Imagine the following situation. There is an application for a microcontroller-driven system. The profits are made from manufacturing and selling the device itself. However, it is expected, that the users can later download software-updates from a public website, and install it (using a USB-connection, for example).
Now, the problem is, if the updates were released as raw compiled binaries, anyone could just copy the hardware, and spare themselves the costs of a long software development.
Now, let the update be encrypted in some way, and the bootloader in the microcontroller (which is of course not part of the update, and will never be changed) The whole program sits in the internal flash which is protected against reading.

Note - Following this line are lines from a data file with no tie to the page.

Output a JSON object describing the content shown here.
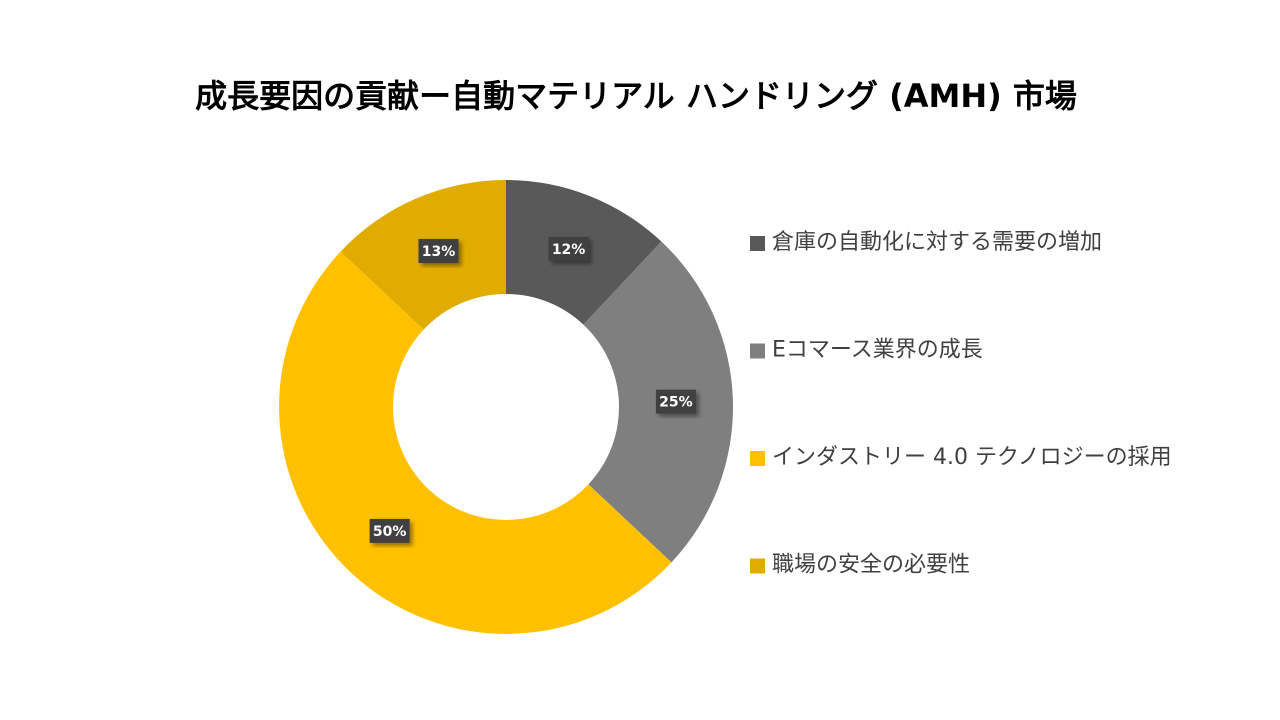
{
  "chart_data": {
    "type": "donut",
    "title": "成長要因の貢献ー自動マテリアル ハンドリング (AMH) 市場",
    "categories": [
      "倉庫の自動化に対する需要の増加",
      "Eコマース業界の成長",
      "インダストリー 4.0 テクノロジーの採用",
      "職場の安全の必要性"
    ],
    "values": [
      12,
      25,
      50,
      13
    ],
    "value_labels": [
      "12%",
      "25%",
      "50%",
      "13%"
    ],
    "colors": [
      "#595959",
      "#7f7f7f",
      "#ffc000",
      "#e0ac00"
    ],
    "legend": "right"
  }
}
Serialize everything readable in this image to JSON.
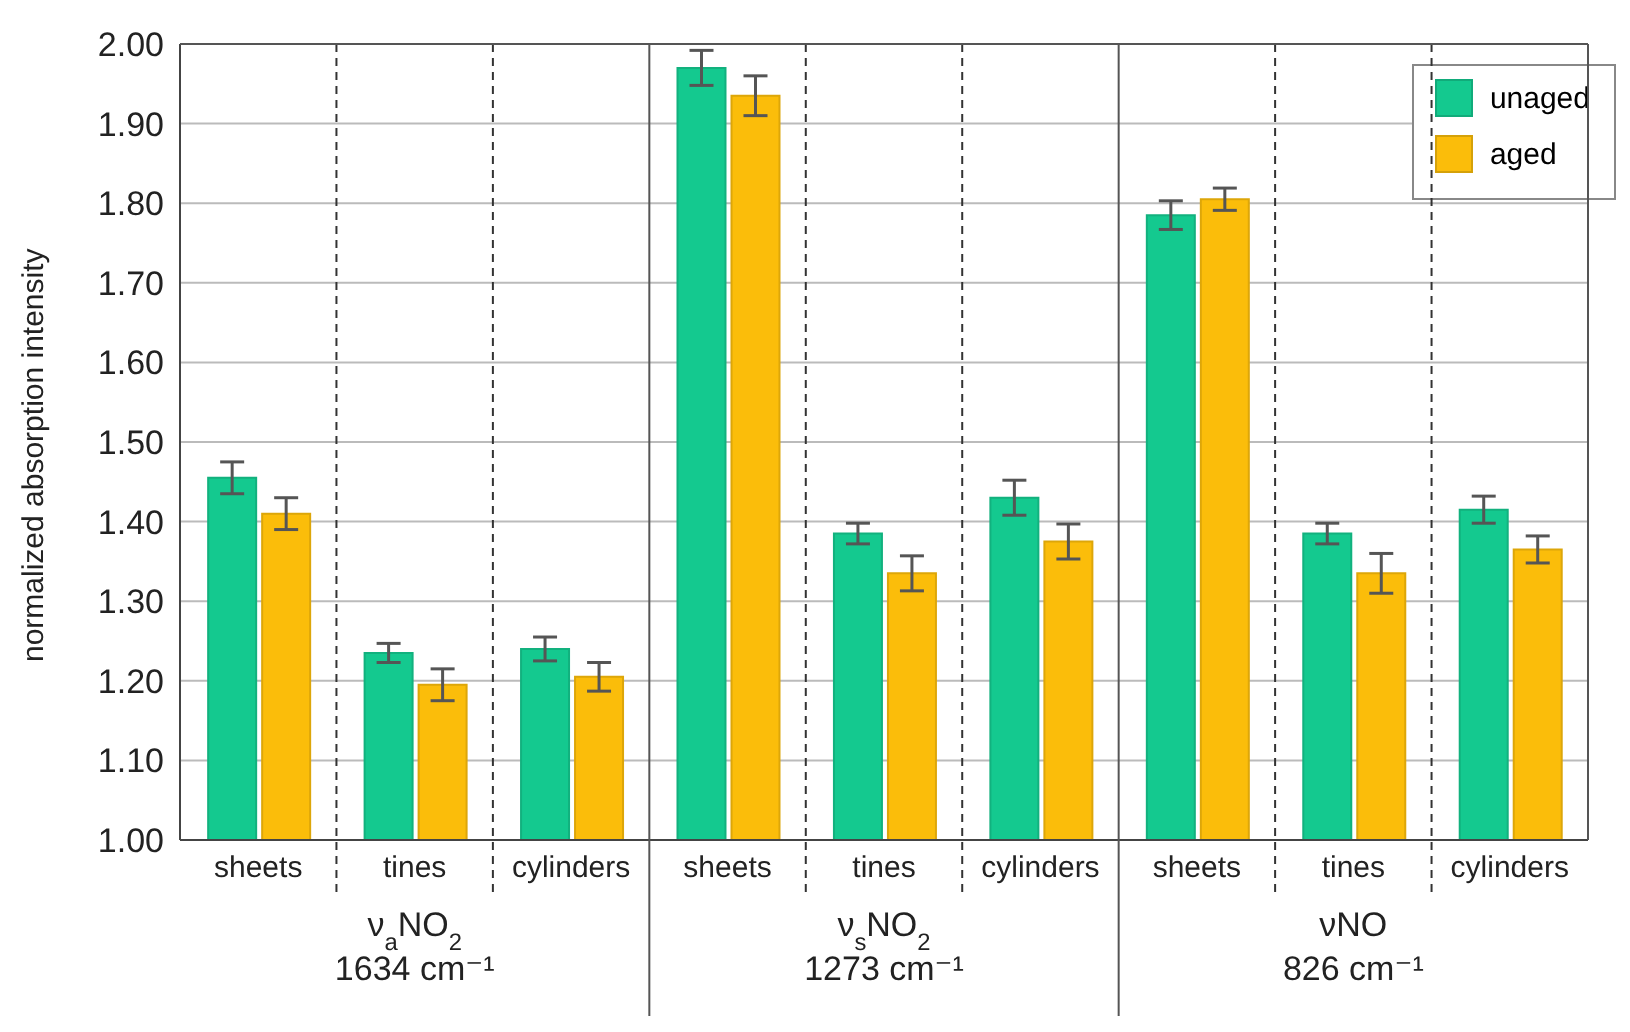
{
  "chart_data": {
    "type": "bar",
    "ylabel": "normalized absorption intensity",
    "categories": [
      "sheets",
      "tines",
      "cylinders",
      "sheets",
      "tines",
      "cylinders",
      "sheets",
      "tines",
      "cylinders"
    ],
    "series": [
      {
        "name": "unaged",
        "color": "#14c98f",
        "values": [
          1.455,
          1.235,
          1.24,
          1.97,
          1.385,
          1.43,
          1.785,
          1.385,
          1.415
        ],
        "errors": [
          0.02,
          0.012,
          0.015,
          0.022,
          0.013,
          0.022,
          0.018,
          0.013,
          0.017
        ]
      },
      {
        "name": "aged",
        "color": "#fbbd0a",
        "values": [
          1.41,
          1.195,
          1.205,
          1.935,
          1.335,
          1.375,
          1.805,
          1.335,
          1.365
        ],
        "errors": [
          0.02,
          0.02,
          0.018,
          0.025,
          0.022,
          0.022,
          0.014,
          0.025,
          0.017
        ]
      }
    ],
    "ylim": [
      1.0,
      2.0
    ],
    "yticks": [
      {
        "value": 1.0,
        "label": "1.00"
      },
      {
        "value": 1.1,
        "label": "1.10"
      },
      {
        "value": 1.2,
        "label": "1.20"
      },
      {
        "value": 1.3,
        "label": "1.30"
      },
      {
        "value": 1.4,
        "label": "1.40"
      },
      {
        "value": 1.5,
        "label": "1.50"
      },
      {
        "value": 1.6,
        "label": "1.60"
      },
      {
        "value": 1.7,
        "label": "1.70"
      },
      {
        "value": 1.8,
        "label": "1.80"
      },
      {
        "value": 1.9,
        "label": "1.90"
      },
      {
        "value": 2.0,
        "label": "2.00"
      }
    ],
    "grid": "y",
    "legend": "top right",
    "annotations": [
      "ν$_{a}$NO$_{2}$\n1634 cm⁻¹",
      "ν$_{s}$NO$_{2}$\n1273 cm⁻¹",
      "νNO\n826 cm⁻¹"
    ]
  }
}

The problem is, there is so little space (measured in a few dozens of words or in best case up to maybe a hundred or so) in the bootloader that no cryptographically secure decryption algorithm can be implemented there.
So, let's release an update which has valid but random and nonsensical instructions inserted at random but pre-determined places. The bootloader knows it, and will remove them. The idea is, that even if an attacker knew this method (but did not knew the positions where these instructions are inserted), it would be near impossible to get the real program, as you cannot know you got the right one until you tested it (and even then, some hidden bugs might be still lurking if the "cracking" was not perfect).
The main objective in this scenario would be, to make it more time-consuming for the attacker to steal the software, than it would be to develop it on its own.
Is there an obvious flaw in this way of thinking?